When we talk about technological sovereignty at the finance minister level, do we all mean the same thing? Do we use the same vocabulary? Do we have the same strategy as Europeans? Are we trying to create European champions, as Enrico’s report envisions? Or do we remain in small national logics, whether in banking or technology? If we don’t understand that we must do the latter, I think we’ll lose a great opportunity.”
“The Fed hasn’t chosen to proceed with a digital dollar, citing mainly privacy concerns”
Pierrakakis then answered a question about the digital euro and whether it could play a role in strengthening European financing, saying: “Digital Finance is an area where we hope to have a common statement in the Eurogroup in July. Generally speaking, this is a huge opportunity for Europe. If we look at it overall: what are the Americans doing? They have the institutional and regulatory framework, but they don’t have a digital dollar. They allow dollar-based stablecoins and this will be their basic strategy: private innovation around their currency, in digital form. China does exactly the opposite: it wants a fully digital currency, without allowing stablecoins. In our case, we have MiCA. However, if we look at the world today, 95% of stablecoins are tied to the dollar and less than 1% to the euro. So the basic strategy is implementing the digital euro. We hope that, from the European Parliament’s side, this will be voted on this year, quite soon.”

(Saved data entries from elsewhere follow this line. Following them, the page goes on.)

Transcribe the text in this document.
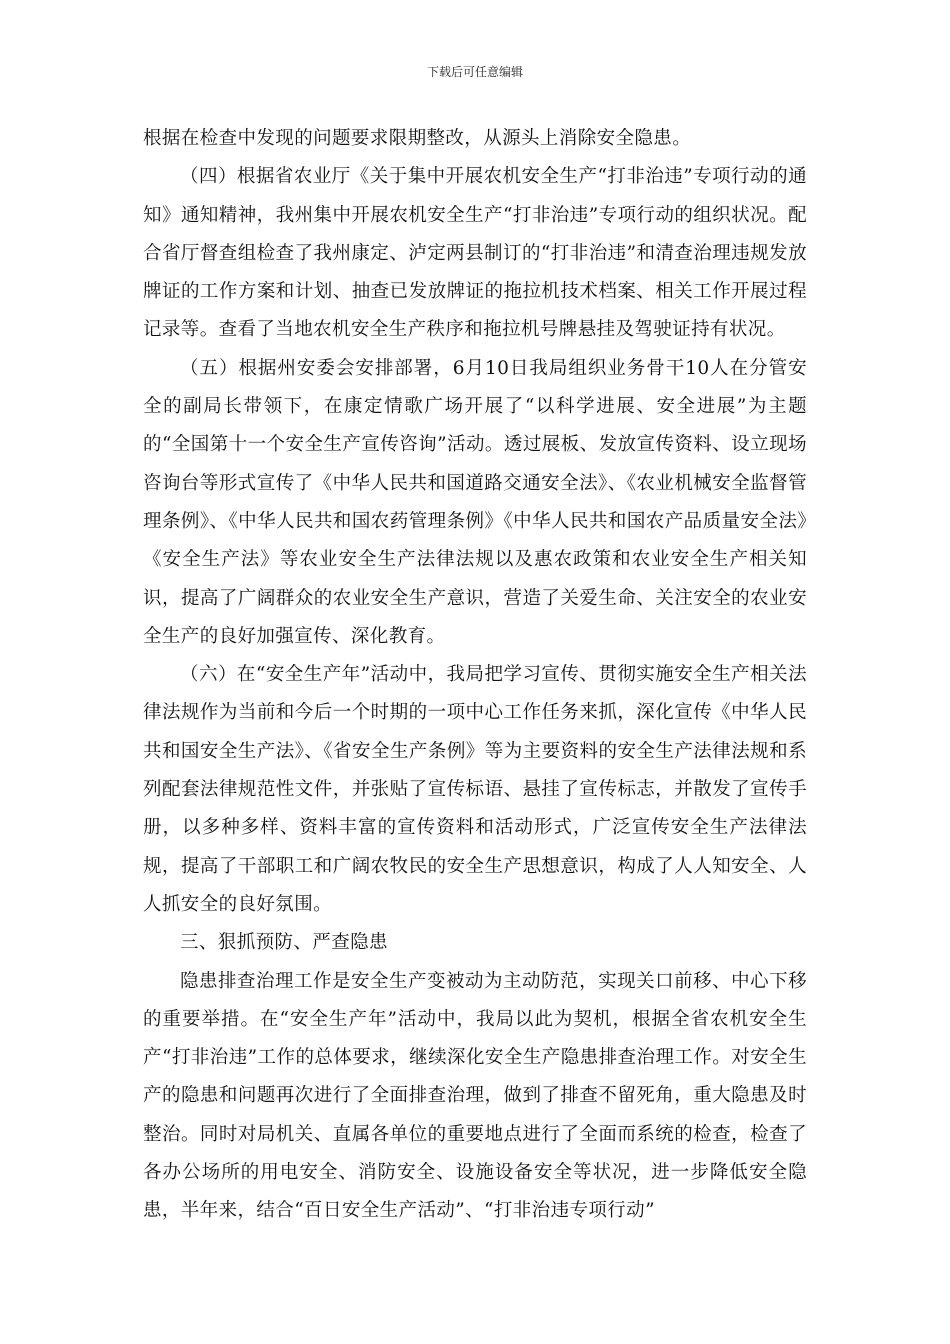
下载后可任意编辑

根据在检查中发现的问题要求限期整改，从源头上消除安全隐患。

（四）根据省农业厅《关于集中开展农机安全生产“打非治违”专项行动的通知》通知精神，我州集中开展农机安全生产“打非治违”专项行动的组织状况。配合省厅督查组检查了我州康定、泸定两县制订的“打非治违”和清查治理违规发放牌证的工作方案和计划、抽查已发放牌证的拖拉机技术档案、相关工作开展过程记录等。查看了当地农机安全生产秩序和拖拉机号牌悬挂及驾驶证持有状况。

（五）根据州安委会安排部署，6月10日我局组织业务骨干10人在分管安全的副局长带领下，在康定情歌广场开展了“以科学进展、安全进展”为主题的“全国第十一个安全生产宣传咨询”活动。透过展板、发放宣传资料、设立现场咨询台等形式宣传了《中华人民共和国道路交通安全法》、《农业机械安全监督管理条例》、《中华人民共和国农药管理条例》《中华人民共和国农产品质量安全法》《安全生产法》等农业安全生产法律法规以及惠农政策和农业安全生产相关知识，提高了广阔群众的农业安全生产意识，营造了关爱生命、关注安全的农业安全生产的良好加强宣传、深化教育。

（六）在“安全生产年”活动中，我局把学习宣传、贯彻实施安全生产相关法律法规作为当前和今后一个时期的一项中心工作任务来抓，深化宣传《中华人民共和国安全生产法》、《省安全生产条例》等为主要资料的安全生产法律法规和系列配套法律规范性文件，并张贴了宣传标语、悬挂了宣传标志，并散发了宣传手册，以多种多样、资料丰富的宣传资料和活动形式，广泛宣传安全生产法律法规，提高了干部职工和广阔农牧民的安全生产思想意识，构成了人人知安全、人人抓安全的良好氛围。

三、狠抓预防、严查隐患

隐患排查治理工作是安全生产变被动为主动防范，实现关口前移、中心下移的重要举措。在“安全生产年”活动中，我局以此为契机，根据全省农机安全生产“打非治违”工作的总体要求，继续深化安全生产隐患排查治理工作。对安全生产的隐患和问题再次进行了全面排查治理，做到了排查不留死角，重大隐患及时整治。同时对局机关、直属各单位的重要地点进行了全面而系统的检查，检查了各办公场所的用电安全、消防安全、设施设备安全等状况，进一步降低安全隐患，半年来，结合“百日安全生产活动”、“打非治违专项行动”
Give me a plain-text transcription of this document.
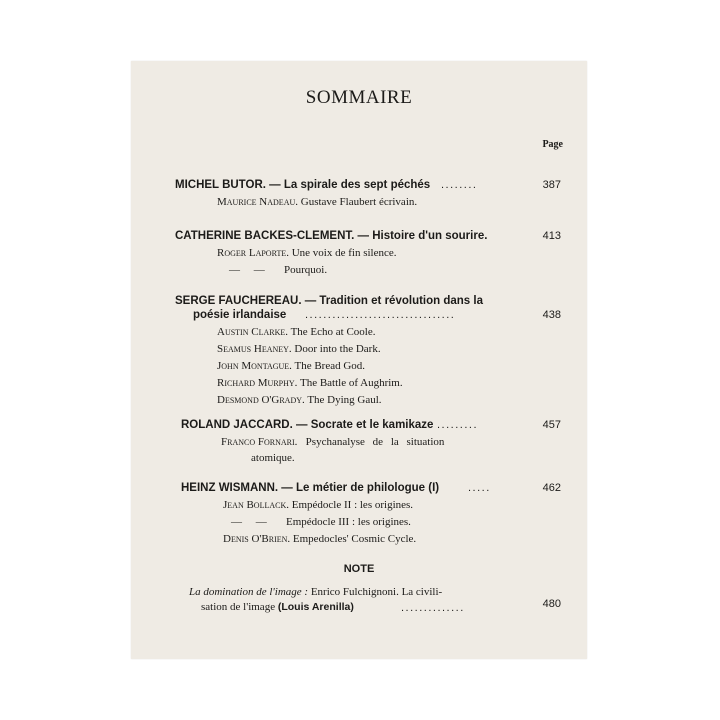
SOMMAIRE
Page
MICHEL BUTOR. — La spirale des sept péchés ........	387
Maurice Nadeau. Gustave Flaubert écrivain.
CATHERINE BACKES-CLEMENT. — Histoire d'un sourire.	413
Roger Laporte. Une voix de fin silence.
—     — Pourquoi.
SERGE FAUCHEREAU. — Tradition et révolution dans la
poésie irlandaise .................................	438
Austin Clarke. The Echo at Coole.
Seamus Heaney. Door into the Dark.
John Montague. The Bread God.
Richard Murphy. The Battle of Aughrim.
Desmond O'Grady. The Dying Gaul.
ROLAND JACCARD. — Socrate et le kamikaze .........	457
Franco Fornari. Psychanalyse de la situation
atomique.
HEINZ WISMANN. — Le métier de philologue (I)	.....	462
Jean Bollack. Empédocle II : les origines.
—     — Empédocle III : les origines.
Denis O'Brien. Empedocles' Cosmic Cycle.
NOTE
La domination de l'image : Enrico Fulchignoni. La civili-
sation de l'image (Louis Arenilla)	..............	480
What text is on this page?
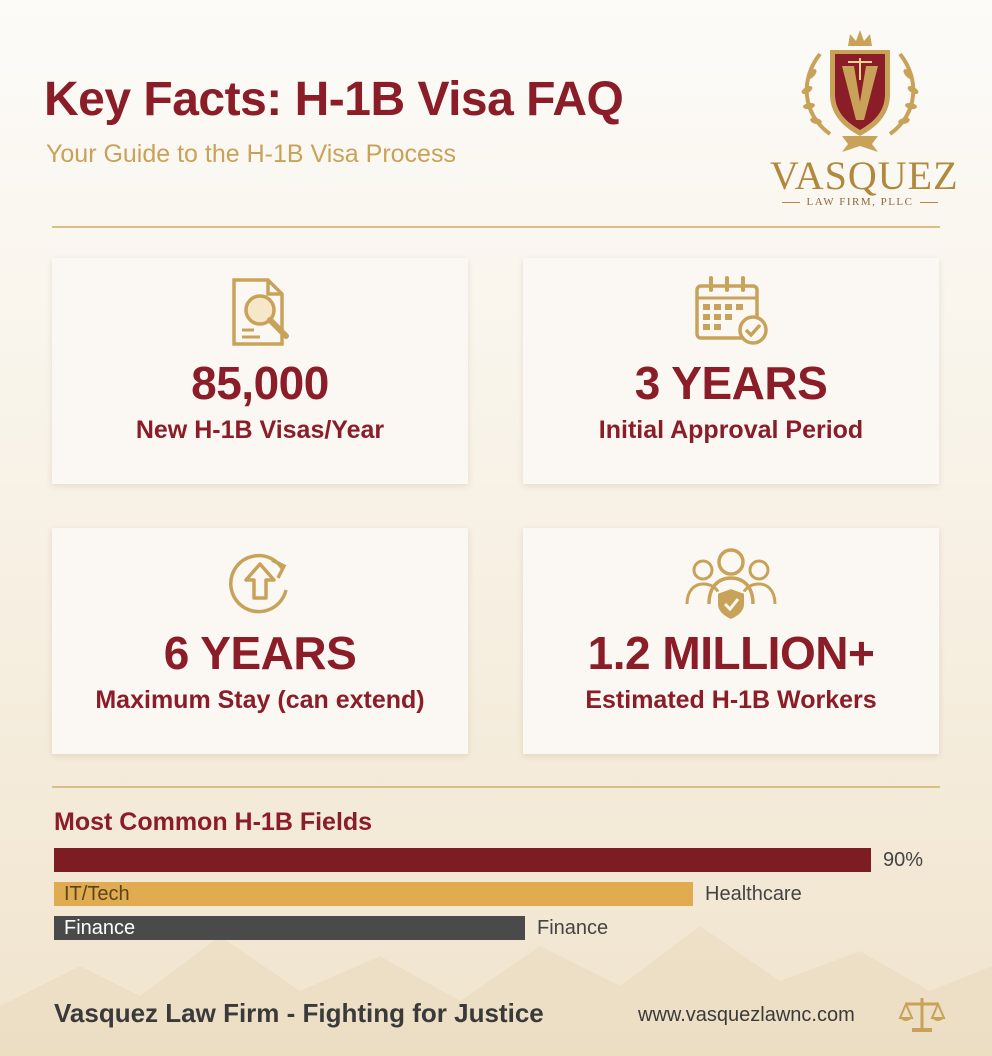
Key Facts: H-1B Visa FAQ
Your Guide to the H-1B Visa Process	VASQUEZ
LAW FIRM, PLLC
85,000
New H-1B Visas/Year
3 YEARS
Initial Approval Period
6 YEARS
Maximum Stay (can extend)
1.2 MILLION+
Estimated H-1B Workers
Most Common H-1B Fields
90%
IT/Tech	Healthcare
Finance	Finance
Vasquez Law Firm - Fighting for Justice	www.vasquezlawnc.com
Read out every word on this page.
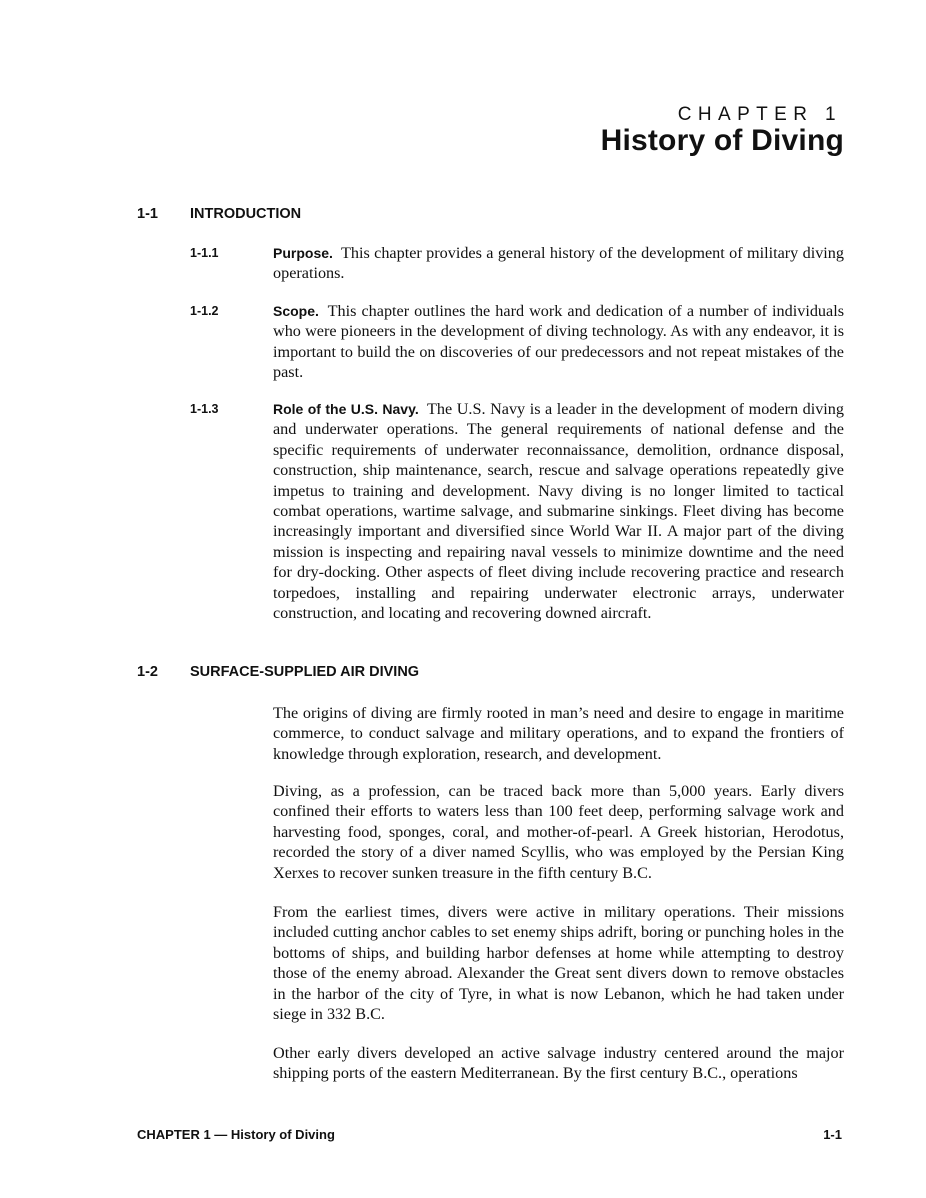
CHAPTER 1
History of Diving
1-1 INTRODUCTION
1-1.1	Purpose. This chapter provides a general history of the development of military diving operations.
1-1.2	Scope. This chapter outlines the hard work and dedication of a number of individuals who were pioneers in the development of diving technology. As with any endeavor, it is important to build the on discoveries of our predecessors and not repeat mistakes of the past.
1-1.3	Role of the U.S. Navy. The U.S. Navy is a leader in the development of modern diving and underwater operations. The general requirements of national defense and the specific requirements of underwater reconnaissance, demolition, ordnance disposal, construction, ship maintenance, search, rescue and salvage operations repeatedly give impetus to training and development. Navy diving is no longer limited to tactical combat operations, wartime salvage, and submarine sinkings. Fleet diving has become increasingly important and diversified since World War II. A major part of the diving mission is inspecting and repairing naval vessels to minimize downtime and the need for dry-docking. Other aspects of fleet diving include recovering practice and research torpedoes, installing and repairing underwater electronic arrays, underwater construction, and locating and recovering downed aircraft.
1-2 SURFACE-SUPPLIED AIR DIVING
The origins of diving are firmly rooted in man’s need and desire to engage in maritime commerce, to conduct salvage and military operations, and to expand the frontiers of knowledge through exploration, research, and development.
Diving, as a profession, can be traced back more than 5,000 years. Early divers confined their efforts to waters less than 100 feet deep, performing salvage work and harvesting food, sponges, coral, and mother-of-pearl. A Greek historian, Herodotus, recorded the story of a diver named Scyllis, who was employed by the Persian King Xerxes to recover sunken treasure in the fifth century B.C.
From the earliest times, divers were active in military operations. Their missions included cutting anchor cables to set enemy ships adrift, boring or punching holes in the bottoms of ships, and building harbor defenses at home while attempting to destroy those of the enemy abroad. Alexander the Great sent divers down to remove obstacles in the harbor of the city of Tyre, in what is now Lebanon, which he had taken under siege in 332 B.C.
Other early divers developed an active salvage industry centered around the major shipping ports of the eastern Mediterranean. By the first century B.C., operations
CHAPTER 1 — History of Diving	1-1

As he said, “The Fed hasn’t chosen to proceed with a digital dollar. It mainly cites privacy issues, but I suppose this is partly a cultural issue too. In our case, creating a public infrastructure for payments and clearing, with the secondary benefits this can bring, is a very positive development. 2029 as a time horizon is acceptable, but generally, when we talk about technological innovation, whether in finance or elsewhere, innovation happens now, in weeks, not months or years.
We lose opportunities every week, every month and every year that passes. So these opportunity costs are tangible. I believe European legislators understand this. And I believe the project will be implemented. And honestly, it will be among the first to be fully implemented, on a large scale. And the impact will be quite positive. It’s good to have a strong public infrastructure that will serve the business system.”